Wolins' researches reflect an effort to ground professional practice on solid empirical foundations. He posed hard questions: What are the effects of social work intervention? Are they the intended effects? Can they be measured? These issues he discussed in a chapter-length paper, “Measuring the Effects of Social Work Intervention” (in N. Polansky, ed., Social Work Research, 1960). His publications, in the form of books, articles, monographs, chapters and reviews, number about 50. They earned him an international reputation. His advice became widely sought on issues of child welfare. He served as a consultant to policymaking bodies, technical advisor on studies and a member of editorial boards. He was in constant demand as guest lecturer, discussant and seminar leader.
Wolins was a religious man, an adherent of orthodox Judaism, seeing no contradiction between the latter and his scientific attitude. Perhaps because his family perished in the Holocaust, he identified strongly with the Jewish people. He spent most of his academic leaves in Israel, where he fashioned a parallel career.
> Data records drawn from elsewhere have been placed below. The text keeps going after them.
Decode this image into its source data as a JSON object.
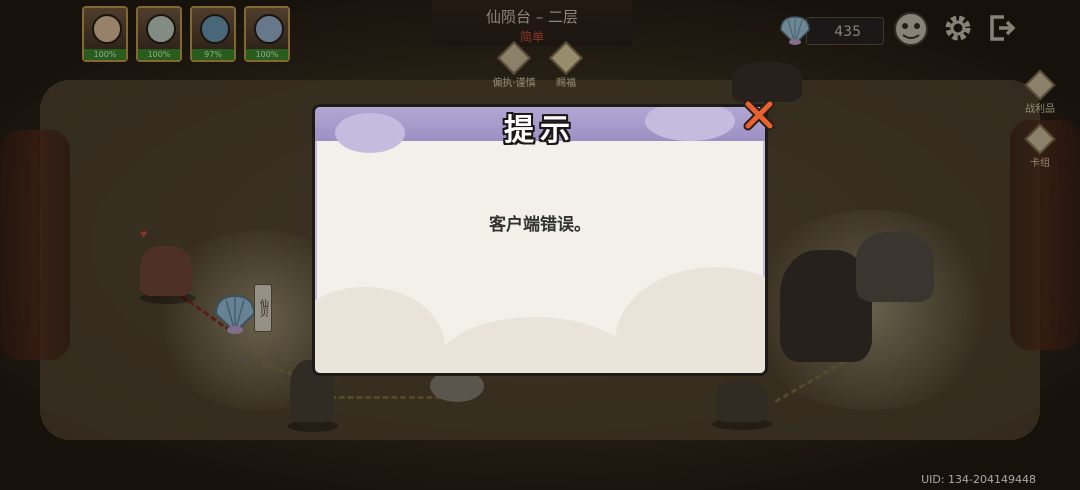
{
  "header": {
    "stage_title": "仙陨台 – 二层",
    "difficulty": "简单",
    "difficulty_color": "#d6543a"
  },
  "party": [
    {
      "hp": "100%"
    },
    {
      "hp": "100%"
    },
    {
      "hp": "97%"
    },
    {
      "hp": "100%"
    }
  ],
  "badges": [
    {
      "label": "偏执·谨慎",
      "icon": "blessing-badge-icon"
    },
    {
      "label": "赐福",
      "icon": "gift-badge-icon"
    }
  ],
  "currency": {
    "icon": "shell-icon",
    "amount": "435"
  },
  "top_icons": [
    "character-face-icon",
    "settings-gear-icon",
    "exit-icon"
  ],
  "side_menu": [
    {
      "label": "战利品"
    },
    {
      "label": "卡组"
    }
  ],
  "scene": {
    "node_tag": "仙贝"
  },
  "modal": {
    "title": "提示",
    "message": "客户端错误。",
    "header_color": "#a89cd0"
  },
  "footer": {
    "uid": "UID: 134-204149448"
  }
}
He was consultant to the Social Welfare Ministry of the State of Israel, conducted studies for Youth Aliyah, taught at the Hebrew University, and assisted in establishing the School of Social Work at the University of Tel Aviv, whose faculty he joined when he retired from Berkeley.
In 1982, upon retiring from the University, the Wolins moved to a house in Jerusalem that he and Irene had been building and furnishing. Several years later cancer felled him; his courageous struggle against the affliction ended in November, 1985. Surviving him are wife Irene, daughters Judy (Mrs. Gorden Brooker) and Sharon (Mrs. David Pohlmann), sons David and Michael, and grandchildren Adam and Tim Brooker and Tamar Wolins.
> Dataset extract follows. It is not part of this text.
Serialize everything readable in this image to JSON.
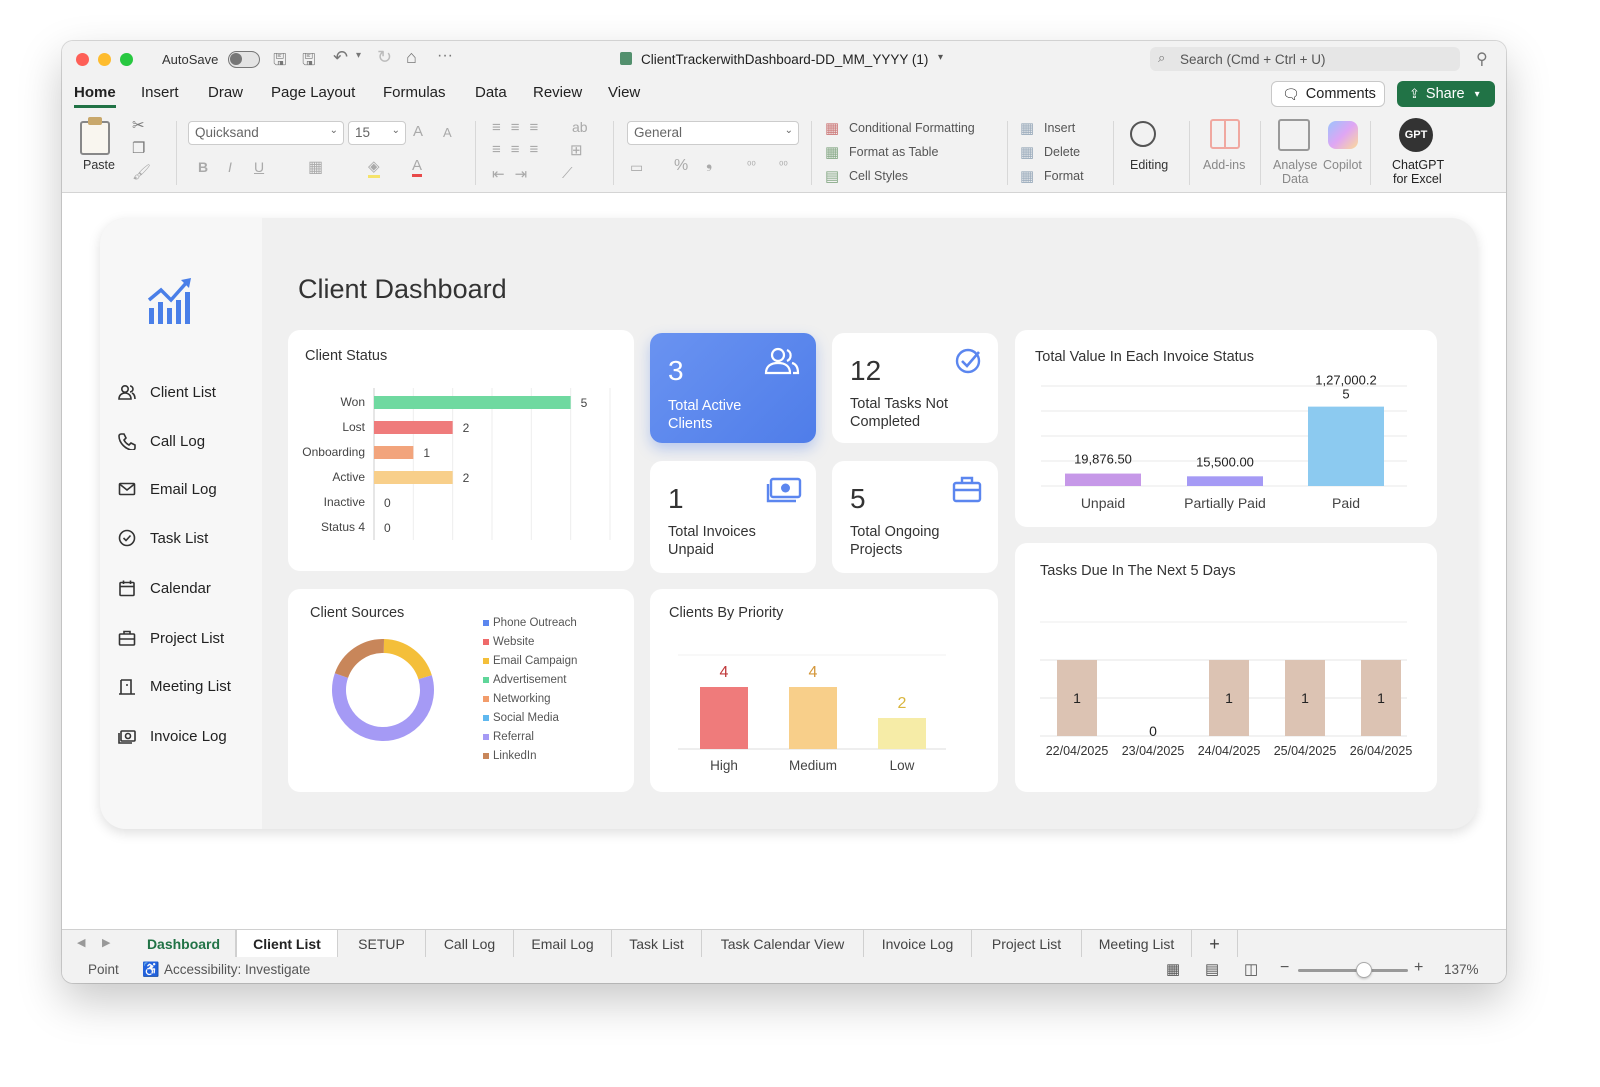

Wolins was a person of great intellectual integrity. A man of conviction, he held strong beliefs, which he implemented in daily practice. He had enormous energy and capacity for work, and, with his buoyant laugh and quick wit, exuded an enthusiasm for life. The potentials that nature endowed him he used to the fullest. Toward his colleagues he was cooperative; toward his friends, loyal; toward his family, devoted. His life enriched many.